$f(2k) = 2f(k) = 2f(N - k) = f(2N - 2k) = f(N - (2k - N)) = f(2k - N)$ Thus, by induction, $f(2k - rN) = f(2k)$ for all integers $r$. In particular, if we choose $r = 2s$, $f(2k - 2sN) =2f(k-sN)$ and $f(2k - 2sN) = f(2k) = 2f(k)$. Thus $f$ is periodic with period $N$. Now, suppose $N$ is even. Then, $2f(k) = f(2k) = f(2k + N) = f(2(k + N/2)) = 2f(k + N/2)$. Thus, $f$ is periodic with period $N/2$. By an easy induction, we get that $f$ is periodic with an odd period, say $b$. Then, $f(a2^\varphi^(^b^)) = f(a)$ by Euler's theorem and $f(a2^\varphi^(^b^)) = 2^\varphi^(^b^)f(a)$ by the given condition. Thus, $f(a) = 0$ for all integers $a$. *Typo edited

I do not see how, by induction, you then get $f(2k-rN) = f(2k)$; in particular, for $r=2$, you already have gotten in your first line that $f(2k) = f(2N-2k)$, so why should it be that $f(2N-2k) = f(2k-2N)$ ?

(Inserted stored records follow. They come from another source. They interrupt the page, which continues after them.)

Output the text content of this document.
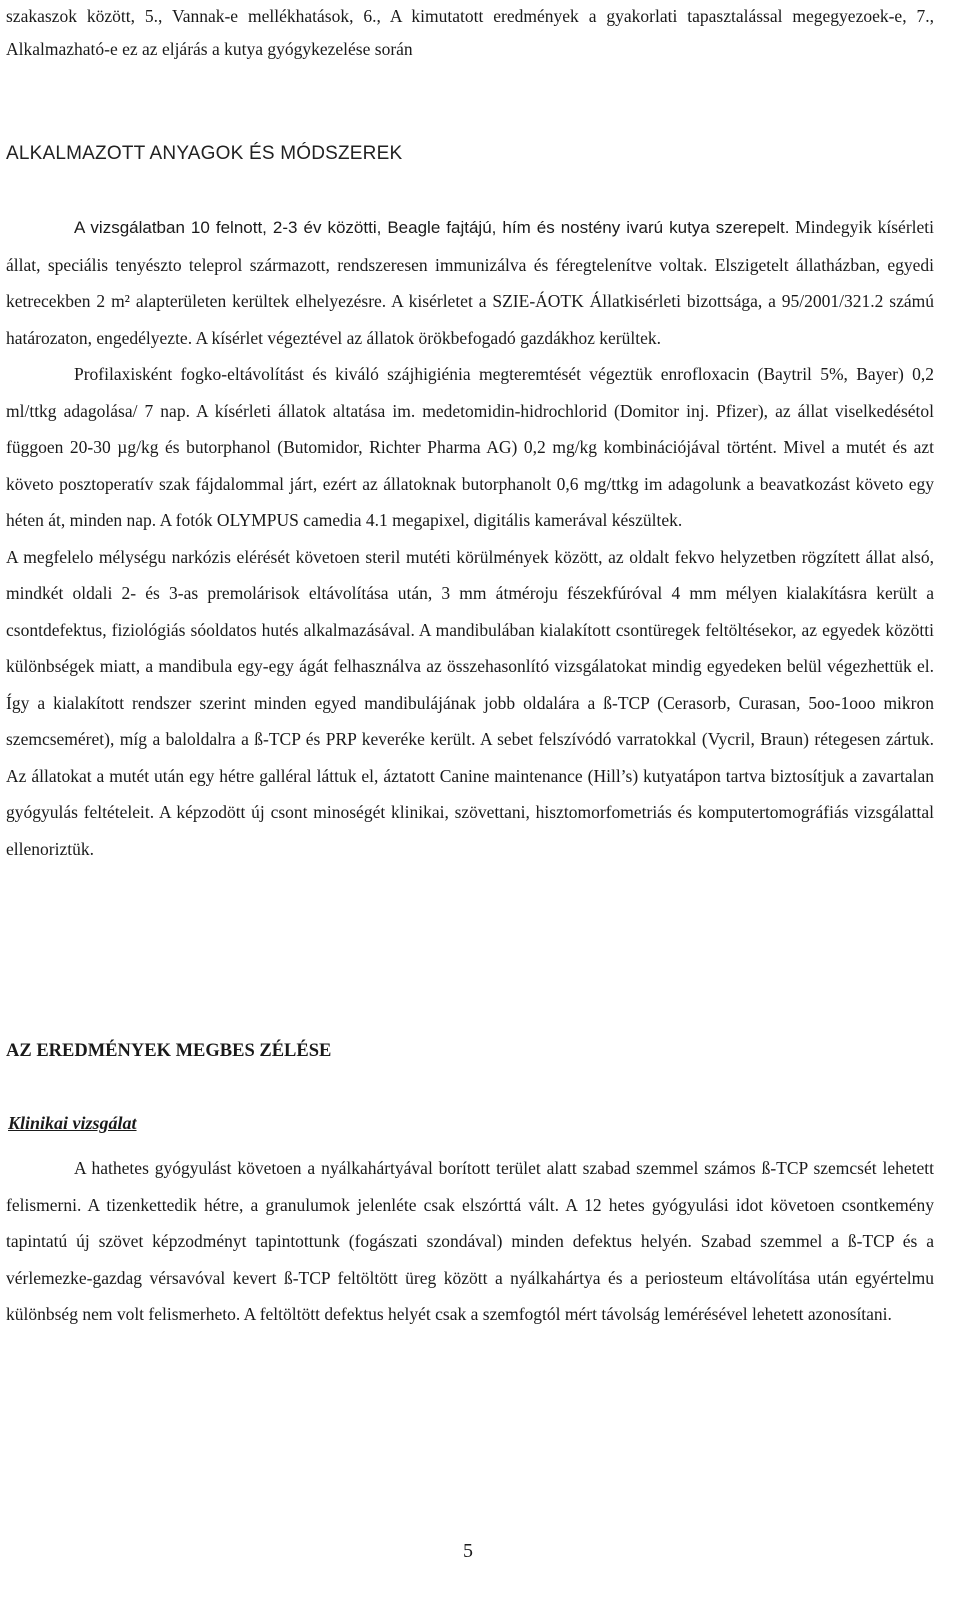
szakaszok között, 5., Vannak-e mellékhatások, 6., A kimutatott eredmények a gyakorlati tapasztalással megegyezoek-e, 7., Alkalmazható-e ez az eljárás a kutya gyógykezelése során

ALKALMAZOTT ANYAGOK ÉS MÓDSZEREK

A vizsgálatban 10 felnott, 2-3 év közötti, Beagle fajtájú, hím és nostény ivarú kutya szerepelt. Mindegyik kísérleti állat, speciális tenyészto teleprol származott, rendszeresen immunizálva és féregtelenítve voltak. Elszigetelt állatházban, egyedi ketrecekben 2 m² alapterületen kerültek elhelyezésre. A kisérletet a SZIE-ÁOTK Állatkisérleti bizottsága, a 95/2001/321.2 számú határozaton, engedélyezte. A kísérlet végeztével az állatok örökbefogadó gazdákhoz kerültek.

Profilaxisként fogko-eltávolítást és kiváló szájhigiénia megteremtését végeztük enrofloxacin (Baytril 5%, Bayer) 0,2 ml/ttkg adagolása/ 7 nap. A kísérleti állatok altatása im. medetomidin-hidrochlorid (Domitor inj. Pfizer), az állat viselkedésétol függoen 20-30 µg/kg és butorphanol (Butomidor, Richter Pharma AG) 0,2 mg/kg kombinációjával történt. Mivel a mutét és azt követo posztoperatív szak fájdalommal járt, ezért az állatoknak butorphanolt 0,6 mg/ttkg im adagolunk a beavatkozást követo egy héten át, minden nap. A fotók OLYMPUS camedia 4.1 megapixel, digitális kamerával készültek.

A megfelelo mélységu narkózis elérését követoen steril mutéti körülmények között, az oldalt fekvo helyzetben rögzített állat alsó, mindkét oldali 2- és 3-as premolárisok eltávolítása után, 3 mm átméroju fészekfúróval 4 mm mélyen kialakításra került a csontdefektus, fiziológiás sóoldatos hutés alkalmazásával. A mandibulában kialakított csontüregek feltöltésekor, az egyedek közötti különbségek miatt, a mandibula egy-egy ágát felhasználva az összehasonlító vizsgálatokat mindig egyedeken belül végezhettük el. Így a kialakított rendszer szerint minden egyed mandibulájának jobb oldalára a ß-TCP (Cerasorb, Curasan, 5oo-1ooo mikron szemcseméret), míg a baloldalra a ß-TCP és PRP keveréke került. A sebet felszívódó varratokkal (Vycril, Braun) rétegesen zártuk. Az állatokat a mutét után egy hétre galléral láttuk el, áztatott Canine maintenance (Hill’s) kutyatápon tartva biztosítjuk a zavartalan gyógyulás feltételeit. A képzodött új csont minoségét klinikai, szövettani, hisztomorfometriás és komputertomográfiás vizsgálattal ellenoriztük.

AZ EREDMÉNYEK MEGBES ZÉLÉSE
Klinikai vizsgálat

A hathetes gyógyulást követoen a nyálkahártyával borított terület alatt szabad szemmel számos ß-TCP szemcsét lehetett felismerni. A tizenkettedik hétre, a granulumok jelenléte csak elszórttá vált. A 12 hetes gyógyulási idot követoen csontkemény tapintatú új szövet képzodményt tapintottunk (fogászati szondával) minden defektus helyén. Szabad szemmel a ß-TCP és a vérlemezke-gazdag vérsavóval kevert ß-TCP feltöltött üreg között a nyálkahártya és a periosteum eltávolítása után egyértelmu különbség nem volt felismerheto. A feltöltött defektus helyét csak a szemfogtól mért távolság lemérésével lehetett azonosítani.

5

Sorry for the carelessness.....You are right, the argument above only works if $N$ is even. (Replace $k$ with $k - N/2$ in the first line for the induction.) I will try to fix it. Edit: Here is a fix: Let $N$ be odd. Then, for all $k$ odd, we have- $f(k) = f(N - k) = 2f((N - k)/2) = 2f(N - (N - k)/2) = 2f((N +k)/2) = f(N + k) = f(-k)$. Then, $f(k2^b) = 2^bf(k) = 2^bf(-k) = f(-k2^b)$. Thus $f(a) = f(-a)$ for all integers $a$. In particular, $f(k) = f(N - k) = f(k - N)$. Then, indeed, by induction (I hope), $f$ is periodic with period $N$.